Like older Indonesian mosques, the Great Mosque of Xi’an is a testament of how early Muslims managed to immerse the faith into a local cultural setting.
group of social media influencers and The Jakarta Post were invited to visit Beijing, Xi’an and Shanghai by the Chinese Embassy from Sept. 2 to. 8. The trip was organized by Tenggara Strategics.
So foreign yet so familiar — that is how I felt when visiting the Great Mosque of Xi’an.
If not for the Sino-Arabic inscription on its gateway, you would think the city’s largest mosque, also known as Huajue Mosque, was a Buddhist temple. Its architectural design is nothing like that of most modern Indonesian or Middle Eastern mosques, with their tall minarets and giant domes.

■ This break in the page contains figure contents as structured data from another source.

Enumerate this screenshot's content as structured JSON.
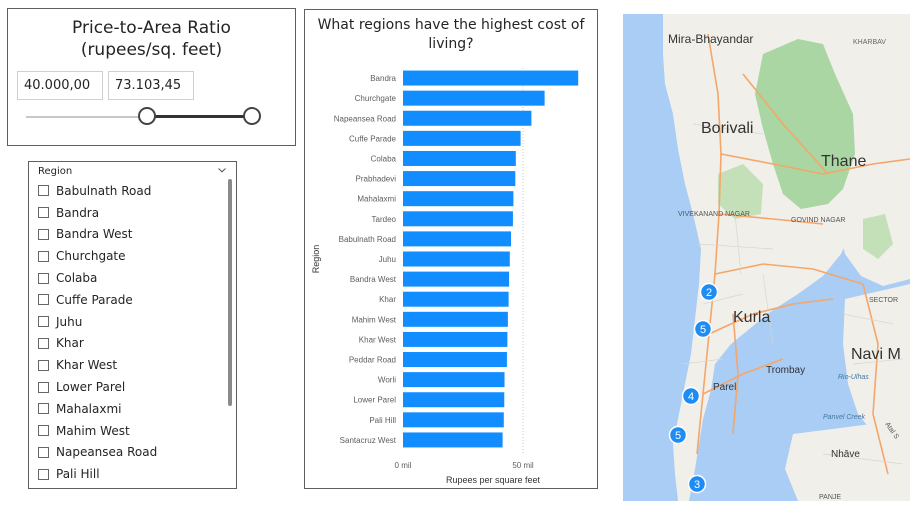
{
  "slicer": {
    "title_line1": "Price-to-Area Ratio",
    "title_line2": "(rupees/sq. feet)",
    "min_value": "40.000,00",
    "max_value": "73.103,45",
    "range_low_fraction": 0.54,
    "range_high_fraction": 1.0
  },
  "region_slicer": {
    "header": "Region",
    "items": [
      {
        "label": "Babulnath Road",
        "checked": false
      },
      {
        "label": "Bandra",
        "checked": false
      },
      {
        "label": "Bandra West",
        "checked": false
      },
      {
        "label": "Churchgate",
        "checked": false
      },
      {
        "label": "Colaba",
        "checked": false
      },
      {
        "label": "Cuffe Parade",
        "checked": false
      },
      {
        "label": "Juhu",
        "checked": false
      },
      {
        "label": "Khar",
        "checked": false
      },
      {
        "label": "Khar West",
        "checked": false
      },
      {
        "label": "Lower Parel",
        "checked": false
      },
      {
        "label": "Mahalaxmi",
        "checked": false
      },
      {
        "label": "Mahim West",
        "checked": false
      },
      {
        "label": "Napeansea Road",
        "checked": false
      },
      {
        "label": "Pali Hill",
        "checked": false
      }
    ]
  },
  "chart_data": {
    "type": "bar",
    "orientation": "horizontal",
    "title": "What regions have the highest cost of living?",
    "xlabel": "Rupees per square feet",
    "ylabel": "Region",
    "categories": [
      "Bandra",
      "Churchgate",
      "Napeansea Road",
      "Cuffe Parade",
      "Colaba",
      "Prabhadevi",
      "Mahalaxmi",
      "Tardeo",
      "Babulnath Road",
      "Juhu",
      "Bandra West",
      "Khar",
      "Mahim West",
      "Khar West",
      "Peddar Road",
      "Worli",
      "Lower Parel",
      "Pali Hill",
      "Santacruz West"
    ],
    "values": [
      73000,
      59000,
      53500,
      49000,
      47000,
      46800,
      46000,
      45800,
      45000,
      44500,
      44200,
      44000,
      43700,
      43500,
      43300,
      42300,
      42200,
      42000,
      41500
    ],
    "xlim": [
      0,
      80000
    ],
    "xticks": [
      "0 mil",
      "50 mil"
    ],
    "xtick_values": [
      0,
      50000
    ],
    "bar_color": "#118DFF",
    "grid": true
  },
  "map": {
    "labels": {
      "mira": "Mira-Bhayandar",
      "kharbav": "KHARBAV",
      "borivali": "Borivali",
      "thane": "Thane",
      "vivekanand": "VIVEKANAND NAGAR",
      "govind": "GOVIND NAGAR",
      "sector": "SECTOR",
      "kurla": "Kurla",
      "navi": "Navi M",
      "trombay": "Trombay",
      "rio": "Rio-Ulhas",
      "parel": "Parel",
      "panvel": "Panvel Creek",
      "nhave": "Nhāve",
      "panje": "PANJE",
      "atal": "Atal S"
    },
    "clusters": [
      "2",
      "5",
      "4",
      "5",
      "3"
    ],
    "water_color": "#a9cdf4",
    "land_color": "#f1efe9",
    "park_color": "#a9d6a3",
    "marker_color": "#1f8cf3"
  }
}
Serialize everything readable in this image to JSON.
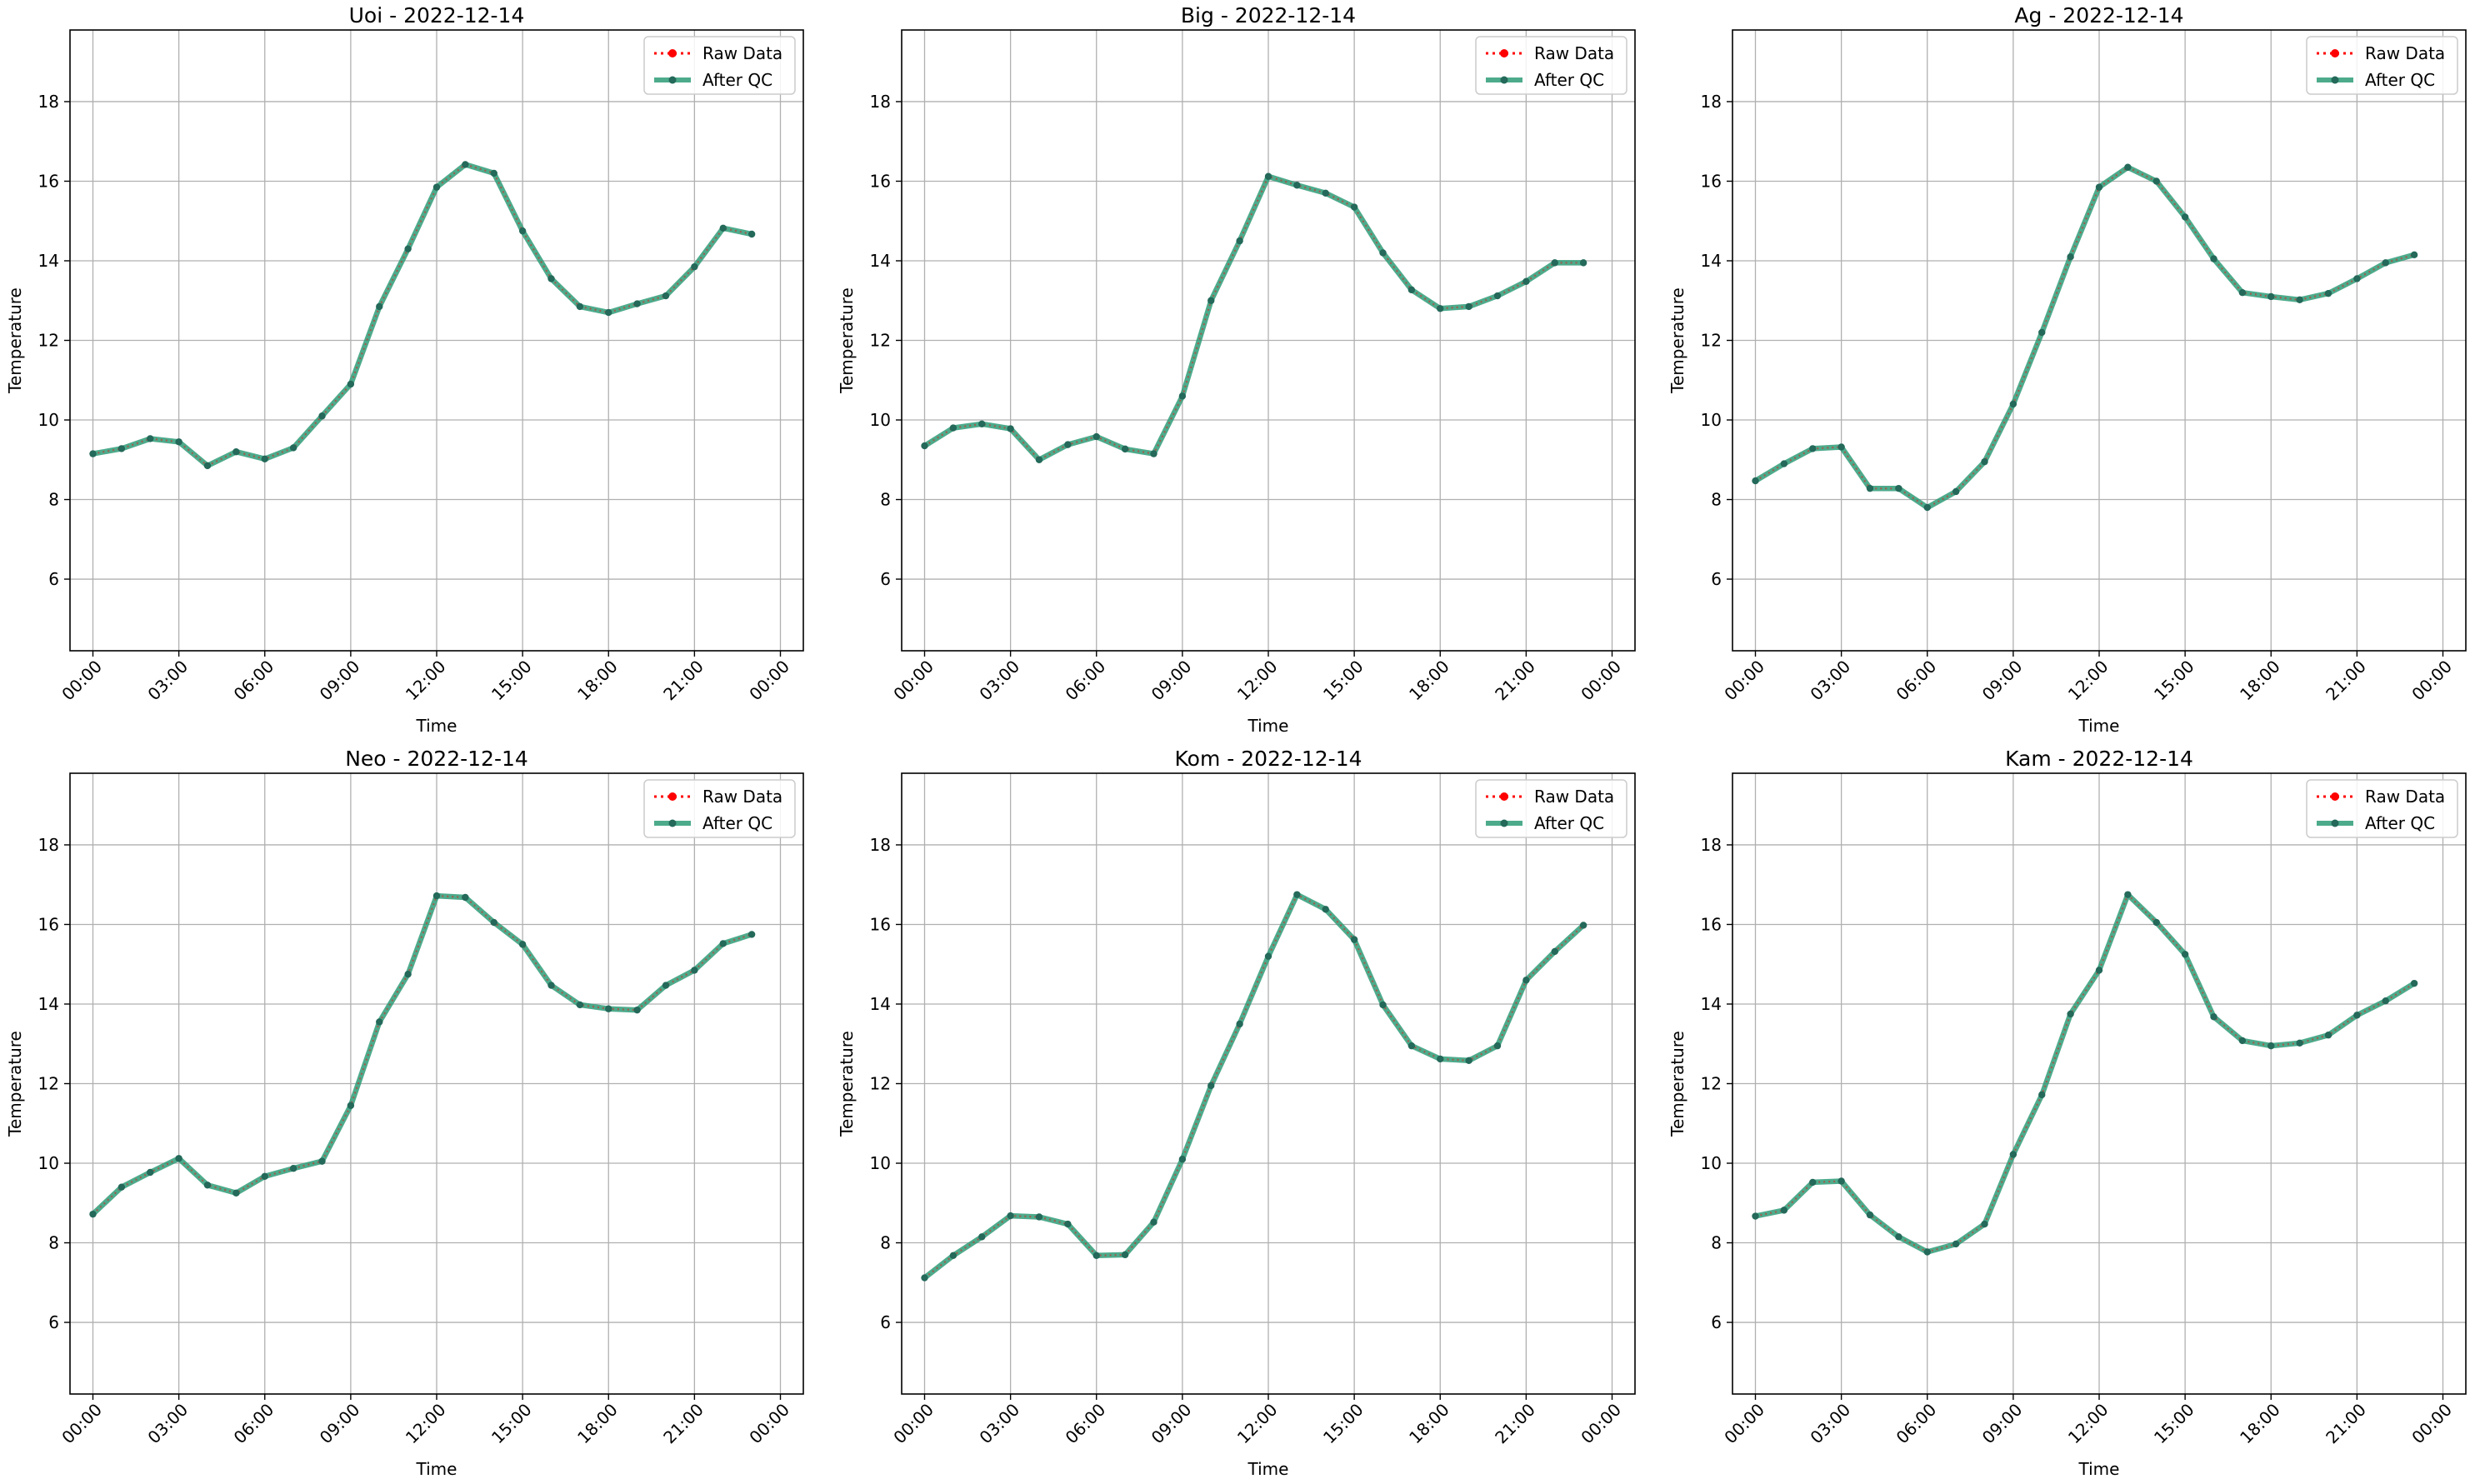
{
  "chart_data": [
    {
      "type": "line",
      "title": "Uoi - 2022-12-14",
      "xlabel": "Time",
      "ylabel": "Temperature",
      "ylim": [
        4.2,
        19.8
      ],
      "yticks": [
        "6",
        "8",
        "10",
        "12",
        "14",
        "16",
        "18"
      ],
      "xticks": [
        "00:00",
        "03:00",
        "06:00",
        "09:00",
        "12:00",
        "15:00",
        "18:00",
        "21:00",
        "00:00"
      ],
      "x": [
        "00:00",
        "01:00",
        "02:00",
        "03:00",
        "04:00",
        "05:00",
        "06:00",
        "07:00",
        "08:00",
        "09:00",
        "10:00",
        "11:00",
        "12:00",
        "13:00",
        "14:00",
        "15:00",
        "16:00",
        "17:00",
        "18:00",
        "19:00",
        "20:00",
        "21:00",
        "22:00",
        "23:00"
      ],
      "series": [
        {
          "name": "Raw Data",
          "values": [
            9.15,
            9.28,
            9.53,
            9.45,
            8.85,
            9.2,
            9.02,
            9.3,
            10.1,
            10.9,
            12.85,
            14.3,
            15.85,
            16.42,
            16.2,
            14.75,
            13.55,
            12.85,
            12.7,
            12.92,
            13.12,
            13.85,
            14.82,
            14.67
          ]
        },
        {
          "name": "After QC",
          "values": [
            9.15,
            9.28,
            9.53,
            9.45,
            8.85,
            9.2,
            9.02,
            9.3,
            10.1,
            10.9,
            12.85,
            14.3,
            15.85,
            16.42,
            16.2,
            14.75,
            13.55,
            12.85,
            12.7,
            12.92,
            13.12,
            13.85,
            14.82,
            14.67
          ]
        }
      ],
      "grid": true,
      "legend": "top-right"
    },
    {
      "type": "line",
      "title": "Big - 2022-12-14",
      "xlabel": "Time",
      "ylabel": "Temperature",
      "ylim": [
        4.2,
        19.8
      ],
      "yticks": [
        "6",
        "8",
        "10",
        "12",
        "14",
        "16",
        "18"
      ],
      "xticks": [
        "00:00",
        "03:00",
        "06:00",
        "09:00",
        "12:00",
        "15:00",
        "18:00",
        "21:00",
        "00:00"
      ],
      "x": [
        "00:00",
        "01:00",
        "02:00",
        "03:00",
        "04:00",
        "05:00",
        "06:00",
        "07:00",
        "08:00",
        "09:00",
        "10:00",
        "11:00",
        "12:00",
        "13:00",
        "14:00",
        "15:00",
        "16:00",
        "17:00",
        "18:00",
        "19:00",
        "20:00",
        "21:00",
        "22:00",
        "23:00"
      ],
      "series": [
        {
          "name": "Raw Data",
          "values": [
            9.35,
            9.8,
            9.9,
            9.78,
            9.0,
            9.38,
            9.58,
            9.27,
            9.15,
            10.6,
            13.0,
            14.5,
            16.12,
            15.9,
            15.7,
            15.35,
            14.2,
            13.27,
            12.8,
            12.85,
            13.12,
            13.48,
            13.95,
            13.95
          ]
        },
        {
          "name": "After QC",
          "values": [
            9.35,
            9.8,
            9.9,
            9.78,
            9.0,
            9.38,
            9.58,
            9.27,
            9.15,
            10.6,
            13.0,
            14.5,
            16.12,
            15.9,
            15.7,
            15.35,
            14.2,
            13.27,
            12.8,
            12.85,
            13.12,
            13.48,
            13.95,
            13.95
          ]
        }
      ],
      "grid": true,
      "legend": "top-right"
    },
    {
      "type": "line",
      "title": "Ag - 2022-12-14",
      "xlabel": "Time",
      "ylabel": "Temperature",
      "ylim": [
        4.2,
        19.8
      ],
      "yticks": [
        "6",
        "8",
        "10",
        "12",
        "14",
        "16",
        "18"
      ],
      "xticks": [
        "00:00",
        "03:00",
        "06:00",
        "09:00",
        "12:00",
        "15:00",
        "18:00",
        "21:00",
        "00:00"
      ],
      "x": [
        "00:00",
        "01:00",
        "02:00",
        "03:00",
        "04:00",
        "05:00",
        "06:00",
        "07:00",
        "08:00",
        "09:00",
        "10:00",
        "11:00",
        "12:00",
        "13:00",
        "14:00",
        "15:00",
        "16:00",
        "17:00",
        "18:00",
        "19:00",
        "20:00",
        "21:00",
        "22:00",
        "23:00"
      ],
      "series": [
        {
          "name": "Raw Data",
          "values": [
            8.47,
            8.9,
            9.28,
            9.32,
            8.28,
            8.28,
            7.8,
            8.2,
            8.95,
            10.4,
            12.2,
            14.1,
            15.85,
            16.35,
            16.0,
            15.1,
            14.05,
            13.2,
            13.1,
            13.02,
            13.18,
            13.55,
            13.95,
            14.15
          ]
        },
        {
          "name": "After QC",
          "values": [
            8.47,
            8.9,
            9.28,
            9.32,
            8.28,
            8.28,
            7.8,
            8.2,
            8.95,
            10.4,
            12.2,
            14.1,
            15.85,
            16.35,
            16.0,
            15.1,
            14.05,
            13.2,
            13.1,
            13.02,
            13.18,
            13.55,
            13.95,
            14.15
          ]
        }
      ],
      "grid": true,
      "legend": "top-right"
    },
    {
      "type": "line",
      "title": "Neo - 2022-12-14",
      "xlabel": "Time",
      "ylabel": "Temperature",
      "ylim": [
        4.2,
        19.8
      ],
      "yticks": [
        "6",
        "8",
        "10",
        "12",
        "14",
        "16",
        "18"
      ],
      "xticks": [
        "00:00",
        "03:00",
        "06:00",
        "09:00",
        "12:00",
        "15:00",
        "18:00",
        "21:00",
        "00:00"
      ],
      "x": [
        "00:00",
        "01:00",
        "02:00",
        "03:00",
        "04:00",
        "05:00",
        "06:00",
        "07:00",
        "08:00",
        "09:00",
        "10:00",
        "11:00",
        "12:00",
        "13:00",
        "14:00",
        "15:00",
        "16:00",
        "17:00",
        "18:00",
        "19:00",
        "20:00",
        "21:00",
        "22:00",
        "23:00"
      ],
      "series": [
        {
          "name": "Raw Data",
          "values": [
            8.72,
            9.4,
            9.77,
            10.12,
            9.45,
            9.25,
            9.67,
            9.87,
            10.05,
            11.45,
            13.55,
            14.75,
            16.72,
            16.68,
            16.05,
            15.5,
            14.47,
            13.98,
            13.88,
            13.85,
            14.47,
            14.85,
            15.52,
            15.75
          ]
        },
        {
          "name": "After QC",
          "values": [
            8.72,
            9.4,
            9.77,
            10.12,
            9.45,
            9.25,
            9.67,
            9.87,
            10.05,
            11.45,
            13.55,
            14.75,
            16.72,
            16.68,
            16.05,
            15.5,
            14.47,
            13.98,
            13.88,
            13.85,
            14.47,
            14.85,
            15.52,
            15.75
          ]
        }
      ],
      "grid": true,
      "legend": "top-right"
    },
    {
      "type": "line",
      "title": "Kom - 2022-12-14",
      "xlabel": "Time",
      "ylabel": "Temperature",
      "ylim": [
        4.2,
        19.8
      ],
      "yticks": [
        "6",
        "8",
        "10",
        "12",
        "14",
        "16",
        "18"
      ],
      "xticks": [
        "00:00",
        "03:00",
        "06:00",
        "09:00",
        "12:00",
        "15:00",
        "18:00",
        "21:00",
        "00:00"
      ],
      "x": [
        "00:00",
        "01:00",
        "02:00",
        "03:00",
        "04:00",
        "05:00",
        "06:00",
        "07:00",
        "08:00",
        "09:00",
        "10:00",
        "11:00",
        "12:00",
        "13:00",
        "14:00",
        "15:00",
        "16:00",
        "17:00",
        "18:00",
        "19:00",
        "20:00",
        "21:00",
        "22:00",
        "23:00"
      ],
      "series": [
        {
          "name": "Raw Data",
          "values": [
            7.12,
            7.68,
            8.15,
            8.68,
            8.65,
            8.47,
            7.68,
            7.7,
            8.52,
            10.1,
            11.95,
            13.5,
            15.2,
            16.75,
            16.38,
            15.62,
            13.98,
            12.95,
            12.62,
            12.58,
            12.95,
            14.6,
            15.32,
            15.98
          ]
        },
        {
          "name": "After QC",
          "values": [
            7.12,
            7.68,
            8.15,
            8.68,
            8.65,
            8.47,
            7.68,
            7.7,
            8.52,
            10.1,
            11.95,
            13.5,
            15.2,
            16.75,
            16.38,
            15.62,
            13.98,
            12.95,
            12.62,
            12.58,
            12.95,
            14.6,
            15.32,
            15.98
          ]
        }
      ],
      "grid": true,
      "legend": "top-right"
    },
    {
      "type": "line",
      "title": "Kam - 2022-12-14",
      "xlabel": "Time",
      "ylabel": "Temperature",
      "ylim": [
        4.2,
        19.8
      ],
      "yticks": [
        "6",
        "8",
        "10",
        "12",
        "14",
        "16",
        "18"
      ],
      "xticks": [
        "00:00",
        "03:00",
        "06:00",
        "09:00",
        "12:00",
        "15:00",
        "18:00",
        "21:00",
        "00:00"
      ],
      "x": [
        "00:00",
        "01:00",
        "02:00",
        "03:00",
        "04:00",
        "05:00",
        "06:00",
        "07:00",
        "08:00",
        "09:00",
        "10:00",
        "11:00",
        "12:00",
        "13:00",
        "14:00",
        "15:00",
        "16:00",
        "17:00",
        "18:00",
        "19:00",
        "20:00",
        "21:00",
        "22:00",
        "23:00"
      ],
      "series": [
        {
          "name": "Raw Data",
          "values": [
            8.67,
            8.82,
            9.52,
            9.55,
            8.7,
            8.15,
            7.77,
            7.97,
            8.47,
            10.22,
            11.72,
            13.75,
            14.85,
            16.75,
            16.05,
            15.25,
            13.68,
            13.08,
            12.95,
            13.02,
            13.22,
            13.72,
            14.08,
            14.52
          ]
        },
        {
          "name": "After QC",
          "values": [
            8.67,
            8.82,
            9.52,
            9.55,
            8.7,
            8.15,
            7.77,
            7.97,
            8.47,
            10.22,
            11.72,
            13.75,
            14.85,
            16.75,
            16.05,
            15.25,
            13.68,
            13.08,
            12.95,
            13.02,
            13.22,
            13.72,
            14.08,
            14.52
          ]
        }
      ],
      "grid": true,
      "legend": "top-right"
    }
  ],
  "colors": {
    "raw": "#ff0000",
    "qc": "#2e9c78",
    "qc_marker": "#24695a",
    "grid": "#b0b0b0",
    "axis": "#000000",
    "legend_border": "#cccccc"
  }
}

If you do not speak Chinese and are traveling alone, you could easily miss it. One of the reasons is that the mosque, according to archnet.org, has a layout of an ancient Buddhist temple with its successive courtyards, pagodas and pavilions.
The only difference is that the 12,000-square-meter complex is on an east-west axis facing Mecca and that the pagodas and pavilions are adorned with Islamic art and functionality.
One pagoda, called Shengxinlou or the Examiner of the Heart Tower, for example, serves as a minaret where the call to prayer used to be made.